Al prezzo attuale di 403,23 dollari, MSFT si colloca appena al di sopra della SMA-20 (401,56 dollari), ma rimane ben al di sotto della SMA-50 (436,20 dollari) e della SMA-200 (484,30 dollari), indicando un supporto a breve termine ma il controllo dei venditori a medio e lungo termine. L'Ichimoku Kijun si trova a 409,48 dollari, stabilendo una resistenza immediata appena sopra la testa. I segnali di momentum su D1 sono ribassisti, con il MACD che mostra una forte vendita e l'ADX che registra una pressione di vendita; l'RSI è da neutro a debole a 47,65, e Stoch RSI segnala condizioni di ipercomprato. Il BBP è in forte ipercomprato, segnalando un chiaro dominio dei compratori all'inizio del trend, mentre il CCI dà una lettura buy e l'AO è neutrale, generando segnali contrastanti degli oscillatori. La sessione odierna si è aperta con un leggero gap down rispetto alla chiusura precedente (da 409,41 a 407,74 dollari) e il prezzo è scivolato dell'1,51%, attualmente scambiato vicino al minimo intraday, riflettendo l'alta volatilità e la pressione persistente dopo l'apertura - il momentum a breve termine si allinea al tono ribassista più ampio, nonostante alcuni segnali contrastanti negli oscillatori.

Il ribasso è favorito dal persistere del momentum ribassista e del corridoio di trading stretto

Per i prossimi cinque giorni di trading, l'intervallo di prezzo previsto è compreso tra 397 e 410 dollari. La probabilità di un aumento dei prezzi è molto bassa (meno del 20%), rendendo più probabile un ulteriore calo. Nello scenario di base, MSFT si mantiene all'interno del corridoio tra $397 e $410 come supporto e resistenza a breve termine. Un breakout rialzista al di sopra dei 410 dollari potrebbe innescare una copertura delle posizioni corte e spingere verso i 415 dollari, mentre uno scenario ribassista si delinea se i 397 dollari vengono violati in modo convincente, accelerando potenzialmente le perdite verso i 390 dollari. La preponderanza di indicatori di momentum settimanali e giornalieri ribassisti, compresi i deboli segnali di MA e RSI su W1, supportano una prospettiva cauta con i venditori che mantengono il controllo a meno di un'inversione al di sopra della resistenza immediata.

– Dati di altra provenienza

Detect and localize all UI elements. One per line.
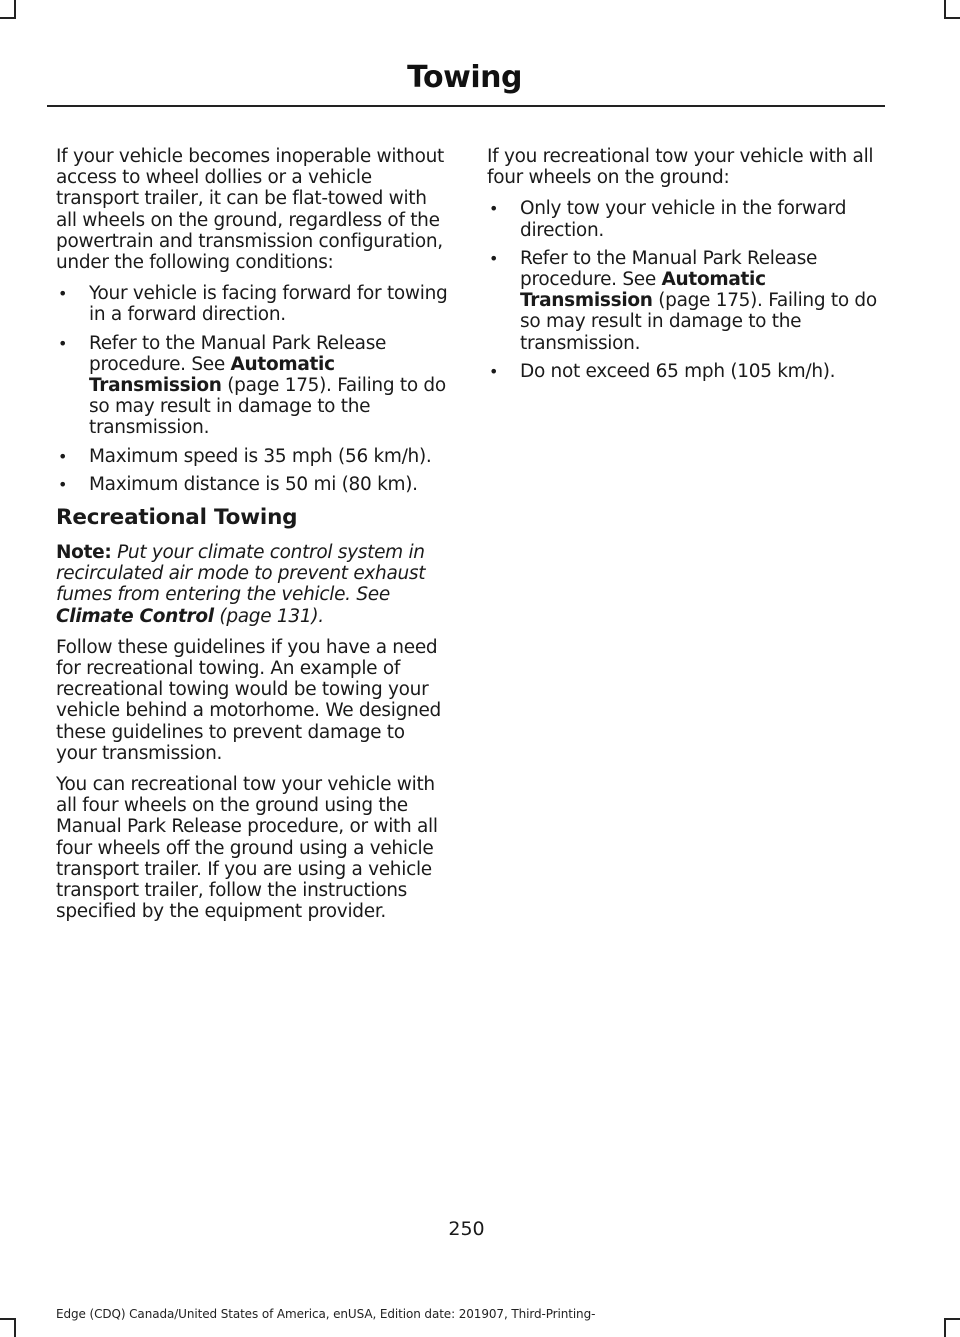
crop-mark-bottom-right — [944, 1318, 946, 1337]
crop-mark-bottom-left — [14, 1318, 16, 1337]
crop-mark-top-right — [944, 0, 946, 18]
conditions-list — [56, 283, 448, 495]
page-title: Towing — [407, 60, 522, 95]
climate-control-link[interactable]: Climate Control — [56, 605, 214, 627]
header-divider — [47, 105, 885, 107]
page-number: 250 — [448, 1218, 485, 1240]
crop-mark-bottom-left — [0, 1318, 16, 1320]
list-item: • Only tow your vehicle in the forward direction. — [487, 198, 879, 240]
intro-paragraph: If your vehicle becomes inoperable without access to wheel dollies or a vehicle transport trailer, it can be flat-towed with all wheels on the ground, regardless of the powertrain and transmission configuration, under the following conditions: — [56, 146, 444, 274]
list-item: • Maximum distance is 50 mi (80 km). — [56, 474, 448, 495]
note-text: (page 131). — [213, 605, 324, 627]
list-item — [56, 333, 448, 439]
list-item: • Do not exceed 65 mph (105 km/h). — [487, 361, 879, 382]
guidelines-paragraph: Follow these guidelines if you have a need for recreational towing. An example of recreational towing would be towing your vehicle behind a motorhome. We designed these guidelines to prevent damage to your transmission. — [56, 636, 441, 764]
list-item — [487, 248, 879, 354]
automatic-transmission-link[interactable]: Automatic Transmission — [89, 353, 335, 397]
list-item: • Your vehicle is facing forward for towing in a forward direction. — [56, 283, 448, 325]
list-item-text: (page 175). Failing to do so may result in damage to the transmission. — [89, 375, 446, 439]
crop-mark-bottom-right — [944, 1318, 960, 1320]
conditions-list — [487, 198, 879, 382]
crop-mark-top-left — [0, 17, 16, 19]
list-item-text: Refer to the Manual Park Release procedure. See — [520, 247, 818, 291]
note-paragraph — [56, 542, 448, 627]
recreational-tow-paragraph: You can recreational tow your vehicle with all four wheels on the ground using the Manual Park Release procedure, or with all four wheels off the ground using a vehicle transport trailer. If you are using a vehicle transport trailer, follow the instructions specified by the equipment provider. — [56, 774, 438, 923]
note-text: Put your climate control system in recirculated air mode to prevent exhaust fumes from entering the vehicle. See — [56, 542, 426, 606]
crop-mark-top-left — [14, 0, 16, 18]
automatic-transmission-link[interactable]: Automatic Transmission — [520, 269, 766, 312]
edition-footer: Edge (CDQ) Canada/United States of America, enUSA, Edition date: 201907, Third-Printing- — [56, 1307, 596, 1321]
section-heading: Recreational Towing — [56, 505, 298, 531]
left-column — [56, 146, 448, 933]
right-column — [487, 146, 879, 392]
crop-mark-top-right — [944, 17, 960, 19]
list-item: • Maximum speed is 35 mph (56 km/h). — [56, 446, 448, 467]
list-item-text: Refer to the Manual Park Release procedure. See — [89, 332, 387, 375]
note-label: Note: — [56, 542, 112, 564]
list-item-text: (page 175). Failing to do so may result in damage to the transmission. — [520, 290, 877, 354]
intro-paragraph: If you recreational tow your vehicle with all four wheels on the ground: — [487, 146, 874, 189]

Viktoras Karapetjanc, esperto di Traders Union, ritiene che Microsoft rimanga fondamentalmente forte nonostante la recente pressione sui prezzi e le crescenti sfide normative. A suo avviso, il momentum a breve termine è ribassista, ma sottolinea le alleanze strategiche e la solida posizione di mercato dell'azienda come elementi positivi a lungo termine. I rischi normativi provenienti dall'America Latina e dagli Stati Uniti potrebbero limitare il rialzo nel breve termine. Tuttavia, l'esperto mantiene una visione ottimistica basata sulla leadership tecnologica e sulla portata globale di Microsoft. "Finché MSFT si manterrà al di sopra del supporto chiave a 397 dollari, vedo un limitato ribasso e osservo con attenzione i segnali di un rinnovato interesse da parte degli acquirenti"

L'ultima volta, gli analisti hanno notato che Microsoft era scambiata al di sopra della sua media mobile a breve termine, ma rimaneva sotto pressione a medio e lungo termine, con gli indicatori di momentum come MACD e ADX che evidenziavano una tendenza alla vendita in corso e l'RSI che segnalava un sentimento di cautela. Il supporto immediato è identificato vicino all'area di 401 dollari, la resistenza vicino a 412 dollari e si prevede che l'azione dei prezzi rimanga laterale con un potenziale di rialzo limitato in presenza di un'elevata volatilità e di fattori di rischio come le tariffe e le minacce informatiche.